The military has detained an activist calling for the return of the 1932 Revolution memorial plaque.
At press time, he was reportedly being held at the 11th Military Circle in Bangkok.
He was detained after he attempted to submit a letter calling on the junta to return a missing brass plaque commemorating the 1932 Revolution and to prosecute those responsible for its removal.
It is not known when exactly the plaque was removed, but a new plaque was found in its place on 14 April. The replacement prompted public outcry, especially among democracy activists, progressives, and academics.
The old plaque may have been removed between 4-5 April when tents were installed during reparations of the area around the Equestrian Statue of King Rama V.

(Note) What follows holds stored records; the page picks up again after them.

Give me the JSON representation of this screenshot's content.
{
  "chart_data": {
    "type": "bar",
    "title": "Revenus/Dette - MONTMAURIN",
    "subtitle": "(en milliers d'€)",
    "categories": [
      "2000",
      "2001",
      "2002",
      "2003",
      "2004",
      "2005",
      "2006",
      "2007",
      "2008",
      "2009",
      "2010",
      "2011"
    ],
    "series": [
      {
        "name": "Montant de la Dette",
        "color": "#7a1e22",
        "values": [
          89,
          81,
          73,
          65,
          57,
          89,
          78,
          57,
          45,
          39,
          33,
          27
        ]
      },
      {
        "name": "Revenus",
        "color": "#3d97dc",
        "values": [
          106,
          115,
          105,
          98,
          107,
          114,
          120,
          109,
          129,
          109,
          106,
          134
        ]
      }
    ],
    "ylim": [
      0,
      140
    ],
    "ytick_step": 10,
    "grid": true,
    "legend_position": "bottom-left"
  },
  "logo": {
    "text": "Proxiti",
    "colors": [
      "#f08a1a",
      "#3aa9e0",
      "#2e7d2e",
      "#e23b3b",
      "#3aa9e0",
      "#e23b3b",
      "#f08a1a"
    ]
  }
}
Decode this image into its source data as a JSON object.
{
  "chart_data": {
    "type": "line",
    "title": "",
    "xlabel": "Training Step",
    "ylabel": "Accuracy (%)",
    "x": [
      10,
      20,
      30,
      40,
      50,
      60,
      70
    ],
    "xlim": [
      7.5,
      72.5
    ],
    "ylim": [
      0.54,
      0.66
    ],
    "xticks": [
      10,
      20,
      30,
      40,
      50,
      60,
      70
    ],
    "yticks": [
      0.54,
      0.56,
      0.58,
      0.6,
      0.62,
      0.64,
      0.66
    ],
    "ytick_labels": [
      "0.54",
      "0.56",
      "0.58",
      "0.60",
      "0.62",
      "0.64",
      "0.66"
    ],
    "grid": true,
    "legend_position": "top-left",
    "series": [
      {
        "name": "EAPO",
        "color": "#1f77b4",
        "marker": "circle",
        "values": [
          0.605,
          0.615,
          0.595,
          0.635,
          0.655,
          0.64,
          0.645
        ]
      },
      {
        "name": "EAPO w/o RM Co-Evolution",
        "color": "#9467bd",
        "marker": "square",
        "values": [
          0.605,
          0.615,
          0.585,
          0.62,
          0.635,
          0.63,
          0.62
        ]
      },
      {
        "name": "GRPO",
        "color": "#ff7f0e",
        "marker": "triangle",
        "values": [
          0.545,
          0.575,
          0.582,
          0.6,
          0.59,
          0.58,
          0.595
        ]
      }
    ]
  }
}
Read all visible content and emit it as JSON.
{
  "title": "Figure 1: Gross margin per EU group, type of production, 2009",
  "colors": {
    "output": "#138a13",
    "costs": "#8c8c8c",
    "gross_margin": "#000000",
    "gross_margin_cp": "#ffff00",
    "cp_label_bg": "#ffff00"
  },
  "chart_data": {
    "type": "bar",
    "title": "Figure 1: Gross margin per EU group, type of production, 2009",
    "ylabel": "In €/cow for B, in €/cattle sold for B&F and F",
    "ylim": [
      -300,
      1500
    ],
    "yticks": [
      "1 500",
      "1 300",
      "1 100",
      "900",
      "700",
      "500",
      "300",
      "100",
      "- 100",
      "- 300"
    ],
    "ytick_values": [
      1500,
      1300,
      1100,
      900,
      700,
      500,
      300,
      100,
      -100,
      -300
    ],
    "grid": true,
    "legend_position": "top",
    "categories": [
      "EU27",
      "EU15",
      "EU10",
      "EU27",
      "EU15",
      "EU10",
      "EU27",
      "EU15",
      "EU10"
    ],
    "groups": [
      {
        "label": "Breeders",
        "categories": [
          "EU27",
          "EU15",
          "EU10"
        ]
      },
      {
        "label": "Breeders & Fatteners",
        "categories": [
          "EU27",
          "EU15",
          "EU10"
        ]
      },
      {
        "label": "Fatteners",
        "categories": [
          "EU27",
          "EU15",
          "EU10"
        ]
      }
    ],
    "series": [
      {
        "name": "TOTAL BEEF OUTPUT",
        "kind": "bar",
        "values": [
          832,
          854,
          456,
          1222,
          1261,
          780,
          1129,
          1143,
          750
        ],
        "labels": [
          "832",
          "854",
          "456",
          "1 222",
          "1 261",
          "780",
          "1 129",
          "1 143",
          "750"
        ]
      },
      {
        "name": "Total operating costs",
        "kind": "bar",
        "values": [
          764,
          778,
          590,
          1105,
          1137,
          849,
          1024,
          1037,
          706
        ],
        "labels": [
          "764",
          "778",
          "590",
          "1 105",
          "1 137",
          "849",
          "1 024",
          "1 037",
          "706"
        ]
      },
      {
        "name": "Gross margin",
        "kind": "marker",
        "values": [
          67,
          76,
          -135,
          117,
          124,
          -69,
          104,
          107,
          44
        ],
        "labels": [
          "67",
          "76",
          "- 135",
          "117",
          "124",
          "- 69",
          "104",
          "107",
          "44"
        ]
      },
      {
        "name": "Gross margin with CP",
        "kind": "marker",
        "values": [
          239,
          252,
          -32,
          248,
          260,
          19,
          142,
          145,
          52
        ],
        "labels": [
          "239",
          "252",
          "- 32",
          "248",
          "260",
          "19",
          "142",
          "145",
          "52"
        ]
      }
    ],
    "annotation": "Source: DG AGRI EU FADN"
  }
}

Last Friday, police said they were not aware of the removal of the memorial plaque. The Fine Arts Department Director-General from the Ministry of Culture, Anan Chuchote, was similarly evasive, saying that the Department was not responsible for the removal. The Fine Arts Department has traditionally been responsible for historical artefacts in the surrounding area.
The old plaque was installed by Thailand’s first political party, the People’s Party (Khana Ratsadon), that staged a bloodless coup d’état on 24 June 1932 that ended the Chakri Dynasty’s 150 years of absolutist rule.
The message written on the old plaque read, “At this place, at the dawn of 24 June 1932, we the People’s Party gave birth to the Constitution for the progress of the nation.”
The old plaque was replaced with another etched with the message, “May Siam prosper forever [with] happy fresh-faced citizens as the force of the nation”. The rim reads, “Respect and loyalty to the Buddhist Triple Gems and to one’s family clan, and honesty towards one’s King are tools for making the state prosper.”